“We FSW [female sex workers], we do not have time, we work at night and sleep during the day. If you find us at the community, we will accept the test – we only go to the clinic when we test HIV positive. Many FSW will never accept to go the clinic. If we can get ARVs in the community that would be great.” – Amon, FSW, Abidjan, Cote d’Ivoire
Providing HIV services in a way that reflects the preferences of various groups of people with similar needs puts clients at the center, uses health system resources more efficiently and dramatically improves outcomes.
In the USAID- and PEPFAR-supported LINKAGES project, we have found that differentiated service delivery for key populations – groups that include men who have sex with men, sex workers, people who inject drugs, and transgender people – increases the number of people reached, tested, initiated on treatment and retained in care.
In the past two years, emphasis has been placed on differentiated service delivery for antiretroviral therapy (ART) among key populations with good success. Case studies are featured in Differentiated Care for Antiretroviral Therapy for Key Populations: Case Examples from the LINKAGES Project.
But achieving the full impact of differentiated care demands a broader view. It is crucially important for the HIV services community to broaden application to encompass the prevention side of the cascade of HIV services for key populations. Within the LINKAGES project, this means reaching beneficiaries where they live and work – through venue-based outreaches, mobile clinics, drop-in centers and linkage to public facilities for testing.
Differentiated care in Cote d’Ivoire resulted in a more than 1000 percent increase in the number of individuals who received HIV testing services through community-based venues versus seven clinics between October 2016 and September 2017 (30,675 in community locations compared to 2,361 at the clinics). This success continued into the first quarter of 2018 (12,596 compared to 613).
The foundation for implementing differentiated service delivery for key populations involves strategic location of services; addressing a wider range of health and social needs; ensuring confidentiality and anonymity; community involvement, including defined and paid roles for peers; extending clinic operating hours; flexible times and locations of service provision; nonjudgmental and friendly services; event-driven services; and increasing mobile services.
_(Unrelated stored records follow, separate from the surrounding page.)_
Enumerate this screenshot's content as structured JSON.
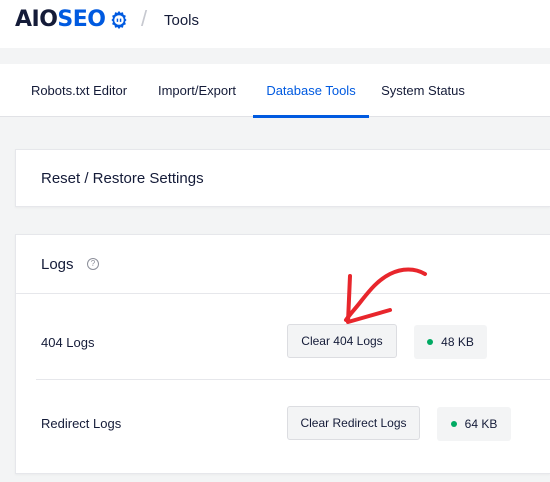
{
  "header": {
    "logo_aio": "AIO",
    "logo_seo": "SEO",
    "separator": "/",
    "title": "Tools"
  },
  "tabs": [
    {
      "label": "Robots.txt Editor",
      "active": false
    },
    {
      "label": "Import/Export",
      "active": false
    },
    {
      "label": "Database Tools",
      "active": true
    },
    {
      "label": "System Status",
      "active": false
    }
  ],
  "reset_card": {
    "title": "Reset / Restore Settings"
  },
  "logs_card": {
    "title": "Logs",
    "help_icon": "?",
    "rows": [
      {
        "label": "404 Logs",
        "button": "Clear 404 Logs",
        "size": "48 KB"
      },
      {
        "label": "Redirect Logs",
        "button": "Clear Redirect Logs",
        "size": "64 KB"
      }
    ]
  },
  "colors": {
    "accent": "#005ae0",
    "status_green": "#00aa63",
    "annotation_red": "#e8262c"
  },
  "icons": [
    "gear-icon",
    "help-icon",
    "annotation-arrow"
  ]
}
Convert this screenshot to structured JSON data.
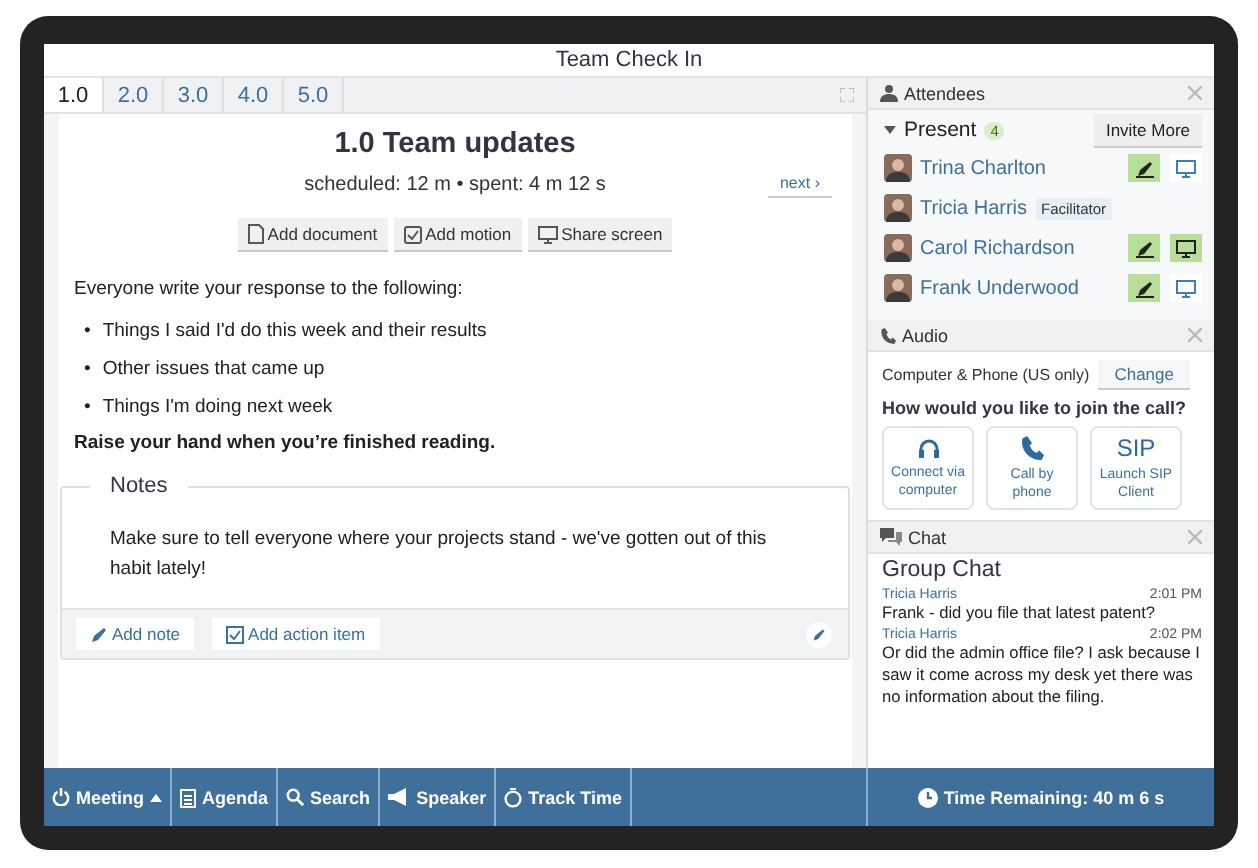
{
  "window": {
    "title": "Team Check In"
  },
  "tabs": [
    {
      "label": "1.0",
      "selected": true
    },
    {
      "label": "2.0",
      "selected": false
    },
    {
      "label": "3.0",
      "selected": false
    },
    {
      "label": "4.0",
      "selected": false
    },
    {
      "label": "5.0",
      "selected": false
    }
  ],
  "agenda_item": {
    "title": "1.0 Team updates",
    "timing": "scheduled: 12 m • spent: 4 m 12 s",
    "next": "next ›",
    "actions": [
      {
        "kind": "document",
        "label": "Add document"
      },
      {
        "kind": "motion",
        "label": "Add motion"
      },
      {
        "kind": "screen",
        "label": "Share screen"
      }
    ],
    "intro": "Everyone write your response to the following:",
    "bullets": [
      {
        "marker": "•",
        "text": "Things I said I'd do this week and their results"
      },
      {
        "marker": "•",
        "text": "Other issues that came up"
      },
      {
        "marker": "•",
        "text": "Things I'm doing next week"
      }
    ],
    "closing": "Raise your hand when you’re finished reading."
  },
  "notes": {
    "title": "Notes",
    "text": "Make sure to tell everyone where your projects stand - we've gotten out of this habit lately!",
    "actions": [
      {
        "kind": "note",
        "label": "Add note"
      },
      {
        "kind": "action",
        "label": "Add action item"
      }
    ]
  },
  "attendees": {
    "title": "Attendees",
    "group": "Present",
    "count": "4",
    "invite": "Invite More",
    "people": [
      {
        "name": "Trina Charlton",
        "edit_on": true,
        "screen_on": false
      },
      {
        "name": "Tricia Harris",
        "tag": "Facilitator"
      },
      {
        "name": "Carol Richardson",
        "edit_on": true,
        "screen_on": true
      },
      {
        "name": "Frank Underwood",
        "edit_on": true,
        "screen_on": false
      }
    ]
  },
  "audio": {
    "title": "Audio",
    "mode": "Computer & Phone (US only)",
    "change": "Change",
    "question": "How would you like to join the call?",
    "options": [
      {
        "kind": "headset",
        "label": "Connect via computer"
      },
      {
        "kind": "phone",
        "label": "Call by phone"
      },
      {
        "kind": "sip",
        "icon_text": "SIP",
        "label": "Launch SIP Client"
      }
    ]
  },
  "chat": {
    "title": "Chat",
    "heading": "Group Chat",
    "messages": [
      {
        "author": "Tricia Harris",
        "time": "2:01 PM",
        "text": "Frank - did you file that latest patent?"
      },
      {
        "author": "Tricia Harris",
        "time": "2:02 PM",
        "text": "Or did the admin office file? I ask because I saw it come across my desk yet there was no information about the filing."
      }
    ]
  },
  "bottom_bar": {
    "items": [
      {
        "kind": "meeting",
        "label": "Meeting"
      },
      {
        "kind": "agenda",
        "label": "Agenda"
      },
      {
        "kind": "search",
        "label": "Search"
      },
      {
        "kind": "speaker",
        "label": "Speaker"
      },
      {
        "kind": "timer",
        "label": "Track Time"
      }
    ],
    "time_remaining": "Time Remaining: 40 m 6 s"
  }
}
Detailed guidance on planning and implementing differentiated care is provided in A Synopsis of Differentiated Care for ART Program Managers. Topics include reconfiguration of client flow systems, defining client categories based on needed care, and case studies with specific adherence support schedules.
Using the differentiated service approach for key populations, particularly for prevention, increases those who are aware of their status and supports them in leading HIV responses among their communities. But implementation needs to be scaled up.
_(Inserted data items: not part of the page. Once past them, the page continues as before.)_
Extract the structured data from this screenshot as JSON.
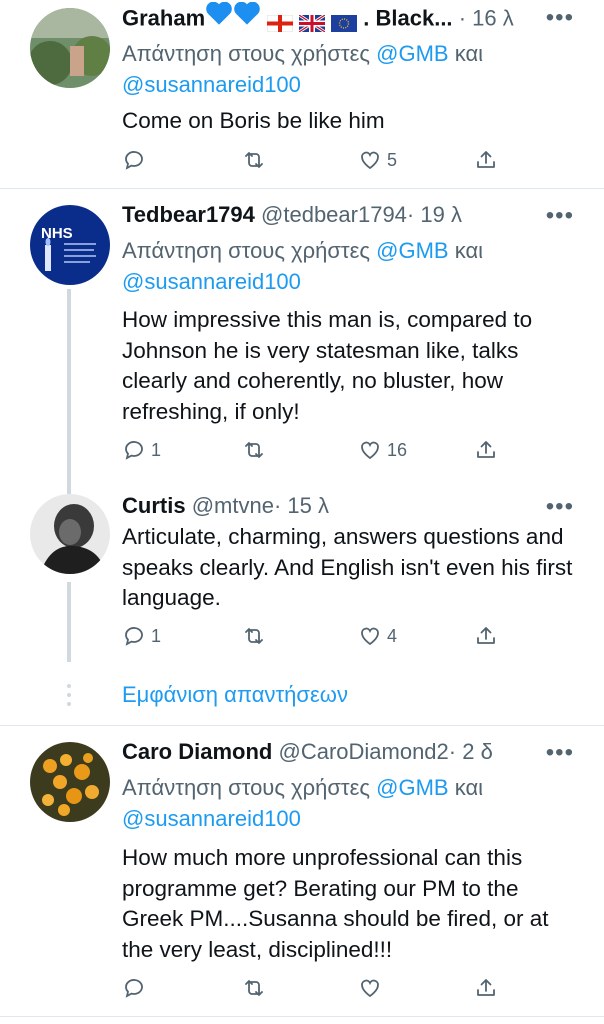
{
  "tweets": [
    {
      "name": "Graham",
      "name_suffix": ". Black...",
      "handle": "",
      "time": "· 16 λ",
      "reply_prefix": "Απάντηση στους χρήστες",
      "reply_user1": "@GMB",
      "reply_and": "και",
      "reply_user2": "@susannareid100",
      "text": "Come on Boris be like him",
      "replies": "",
      "retweets": "",
      "likes": "5"
    },
    {
      "name": "Tedbear1794",
      "handle": "@tedbear1794",
      "time": "· 19 λ",
      "reply_prefix": "Απάντηση στους χρήστες",
      "reply_user1": "@GMB",
      "reply_and": "και",
      "reply_user2": "@susannareid100",
      "text": "How impressive this man is, compared to Johnson he is very statesman like, talks clearly and coherently, no bluster, how refreshing, if only!",
      "replies": "1",
      "retweets": "",
      "likes": "16",
      "avatar_text": "NHS"
    },
    {
      "name": "Curtis",
      "handle": "@mtvne",
      "time": "· 15 λ",
      "text": "Articulate, charming, answers questions and speaks clearly. And English isn't even his first language.",
      "replies": "1",
      "retweets": "",
      "likes": "4"
    },
    {
      "name": "Caro Diamond",
      "handle": "@CaroDiamond2",
      "time": "· 2 δ",
      "reply_prefix": "Απάντηση στους χρήστες",
      "reply_user1": "@GMB",
      "reply_and": "και",
      "reply_user2": "@susannareid100",
      "text": "How much more unprofessional can this programme get? Berating our PM to the Greek PM....Susanna should be fired, or at the very least, disciplined!!!",
      "replies": "",
      "retweets": "",
      "likes": ""
    }
  ],
  "show_replies": "Εμφάνιση απαντήσεων",
  "more_glyph": "•••",
  "colors": {
    "link": "#1d9bf0",
    "muted": "#536471",
    "text": "#0f1419",
    "thread": "#cfd9de"
  }
}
We need to invest in more drop-in centers to bring HIV testing to key population communities. We need to consult and engage key population members to find out where the best places are to provide services and what modalities will work best for them. And, finally, in some settings, regulatory barriers to legitimizing lay and peer providers as part of health care need to be overcome.
We know that differentiated care is a game changer for reaching key populations and retaining them in care. The challenge is how to help stakeholders and others understand the crucial importance of a comprehensive approach to implementation by including the prevention side of the cascade.